Desde pequeno, carrego uma crença muito forte comigo: acreditar e seguir em frente, mesmo quando as perspectivas pareçam distantes. A mentalidade de buscar o melhor resultado possível, independente do cenário, é o que me move e, às vezes, tudo o que precisamos é acreditar e tentar um pouco mais (ou de um jeito diferente).

Minha trajetória começou no esporte. Aos 8 anos, no futebol, comecei a entender (ainda que de forma inconsciente) o que significava buscar melhoria contínua, trabalhar em equipe e lidar com vitórias e derrotas de maneira madura. A cada treino e a cada jogo, meu foco era claro: evoluir um pouco mais e aperfeiçoar minha técnica. Sempre que tinha uma oportunidade, praticava. Em casa, transformava a parede e outros acessórios em parceiros de treino, sempre repetindo os fundamentos que aprendia na escola de futebol.

Aos 11 anos, no Hapkido — arte marcial sul-coreana — aprofundei ainda mais meu entendimento sobre foco, autocontrole e disciplina. Eu executava e repetia cada movimento, sempre em busca da precisão técnica e aprimoramento a cada treino. Com essa rotina, entendi o valor da repetição e do treinamento constante para resultados consistentes.

Aos 12 anos, a música passou a ocupar um espaço importante na minha formação. Estudei guitarra e bateria, explorando a conexão entre técnica e expressão. Foi nesse processo que aprendi sobre ritmo, paciência e, principalmente, sobre a importância de repetir, errar e ajustar para evoluir.

Eu era completamente obcecado pela apostila Stick Control: For the Snare Drummer, de George Lawrence Stone (um clássico praticado na caixa da bateria). Foi ela que me ensinou uma lição essencial no aprendizado musical: cada etapa tem seu tempo/momento assim como cada nota tem seu lugar dentro de um compasso. Já o metrônomo, aquele aparelho que muitos músicos iniciantes costumam odiar, acabou se tornando meu maior aliado.
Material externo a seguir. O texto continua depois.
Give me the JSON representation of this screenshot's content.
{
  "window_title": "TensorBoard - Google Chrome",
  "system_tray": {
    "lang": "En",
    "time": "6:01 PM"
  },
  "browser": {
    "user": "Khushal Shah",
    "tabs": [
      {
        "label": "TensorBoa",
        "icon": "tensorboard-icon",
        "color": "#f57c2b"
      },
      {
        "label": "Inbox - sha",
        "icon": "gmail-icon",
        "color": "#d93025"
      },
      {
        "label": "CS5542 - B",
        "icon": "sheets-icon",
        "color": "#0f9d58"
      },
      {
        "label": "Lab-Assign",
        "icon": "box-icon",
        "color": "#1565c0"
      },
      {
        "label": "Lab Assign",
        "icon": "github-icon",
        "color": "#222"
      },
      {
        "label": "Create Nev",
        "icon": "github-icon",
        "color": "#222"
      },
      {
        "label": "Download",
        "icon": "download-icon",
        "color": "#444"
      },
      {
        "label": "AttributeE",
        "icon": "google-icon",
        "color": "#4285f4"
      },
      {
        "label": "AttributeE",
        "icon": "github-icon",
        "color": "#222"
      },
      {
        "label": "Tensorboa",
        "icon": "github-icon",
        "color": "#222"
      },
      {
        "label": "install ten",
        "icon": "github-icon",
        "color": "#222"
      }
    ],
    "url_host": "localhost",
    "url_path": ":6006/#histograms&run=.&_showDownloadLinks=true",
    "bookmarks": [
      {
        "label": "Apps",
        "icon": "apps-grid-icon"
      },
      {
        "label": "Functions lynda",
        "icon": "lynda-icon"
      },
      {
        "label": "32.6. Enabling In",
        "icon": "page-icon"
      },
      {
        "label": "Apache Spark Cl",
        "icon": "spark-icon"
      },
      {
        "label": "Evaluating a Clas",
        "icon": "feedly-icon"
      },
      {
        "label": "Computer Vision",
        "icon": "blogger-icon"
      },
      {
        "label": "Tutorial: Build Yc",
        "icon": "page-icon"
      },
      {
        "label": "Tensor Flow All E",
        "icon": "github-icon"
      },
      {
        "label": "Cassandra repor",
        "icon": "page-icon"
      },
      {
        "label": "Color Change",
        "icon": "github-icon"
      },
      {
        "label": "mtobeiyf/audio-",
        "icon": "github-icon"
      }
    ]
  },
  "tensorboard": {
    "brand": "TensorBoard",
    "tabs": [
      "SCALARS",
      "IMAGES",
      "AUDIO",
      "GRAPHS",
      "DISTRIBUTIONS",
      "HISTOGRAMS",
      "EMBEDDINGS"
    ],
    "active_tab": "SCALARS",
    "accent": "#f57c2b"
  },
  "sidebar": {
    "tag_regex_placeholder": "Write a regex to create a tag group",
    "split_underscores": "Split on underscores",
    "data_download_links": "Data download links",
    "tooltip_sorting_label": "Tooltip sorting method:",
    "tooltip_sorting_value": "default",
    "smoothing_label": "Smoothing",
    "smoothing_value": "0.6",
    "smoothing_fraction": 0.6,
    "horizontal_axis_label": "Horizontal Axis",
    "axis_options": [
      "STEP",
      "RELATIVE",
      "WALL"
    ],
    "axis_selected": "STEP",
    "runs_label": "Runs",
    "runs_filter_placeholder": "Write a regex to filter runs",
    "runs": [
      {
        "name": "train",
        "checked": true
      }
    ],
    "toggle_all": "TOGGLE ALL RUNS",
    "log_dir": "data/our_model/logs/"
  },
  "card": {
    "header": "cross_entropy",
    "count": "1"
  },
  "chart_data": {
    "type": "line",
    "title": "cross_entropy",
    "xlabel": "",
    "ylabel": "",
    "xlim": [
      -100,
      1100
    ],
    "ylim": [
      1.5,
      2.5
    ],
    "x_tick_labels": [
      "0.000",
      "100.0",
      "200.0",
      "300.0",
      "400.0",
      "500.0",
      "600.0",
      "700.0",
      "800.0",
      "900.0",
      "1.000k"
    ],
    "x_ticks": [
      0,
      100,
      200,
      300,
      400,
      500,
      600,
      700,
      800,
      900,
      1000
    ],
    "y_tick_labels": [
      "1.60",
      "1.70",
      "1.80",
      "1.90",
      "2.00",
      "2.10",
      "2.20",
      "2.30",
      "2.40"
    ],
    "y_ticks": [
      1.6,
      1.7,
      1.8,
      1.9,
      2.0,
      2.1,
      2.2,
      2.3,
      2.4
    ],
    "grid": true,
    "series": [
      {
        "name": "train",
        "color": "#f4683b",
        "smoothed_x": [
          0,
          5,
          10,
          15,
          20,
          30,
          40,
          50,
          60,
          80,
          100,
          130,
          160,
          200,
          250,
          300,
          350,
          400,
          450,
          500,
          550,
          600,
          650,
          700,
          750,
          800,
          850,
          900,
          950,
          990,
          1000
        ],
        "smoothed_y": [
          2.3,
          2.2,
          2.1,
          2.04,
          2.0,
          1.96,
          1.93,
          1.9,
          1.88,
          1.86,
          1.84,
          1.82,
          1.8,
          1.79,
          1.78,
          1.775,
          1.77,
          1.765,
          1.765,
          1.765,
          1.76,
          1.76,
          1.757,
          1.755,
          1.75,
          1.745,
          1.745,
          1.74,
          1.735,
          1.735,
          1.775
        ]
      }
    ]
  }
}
Graças a ele, desenvolvi a base rítmica necessária para que cada exercício soasse preciso, dinâmico e musicalmente agradável ao final.

Era incrível e inspirador perceber a evolução acontecendo semana após semana, mês após mês e, com o passar dos anos, ver o quanto aquele esforço constante me transformava.

"Ter consciência de onde queremos chegar é o essencial. Como, descobrimos ao longo do caminho."

Um bom tempo depois, aos 22 anos, depois de trabalhar com gestão estratégica fitness. Abri a Wagashi, meu próprio negócio para angariar fundos e comprar um computador. Aprendi seis receitas diferentes de brigadeiro e montei o conceito de um produto para vender, o resultado foi extraordinário,vendi em 48 minutos 11 caixas que eu havia feito no dia anteior (acredito que além dos brigadeiros serem muito saboroso, também contei um pouco com a sorte).

Depois de vender por três semanas, o fluxo da produção começar a aumentar bastante. Então, criei uma planilha simples para me auxiliar no controle financeiro (eu queria descobrir quanto cada unidade de brigadeiro me custava e se valia a pena continuar por mais um tempo). Paralelamente com as vendas, criei a planilha de controle financeiro - Wagashi onde percebi um lucro de pouco mais de R$ 4.200,00 em cinco meses.

Obs: infelizmente não anotei o histórico de vendas do primeiro mÊs na planilha, (mas lembro que o lucro foi em torno de R$ 1.100).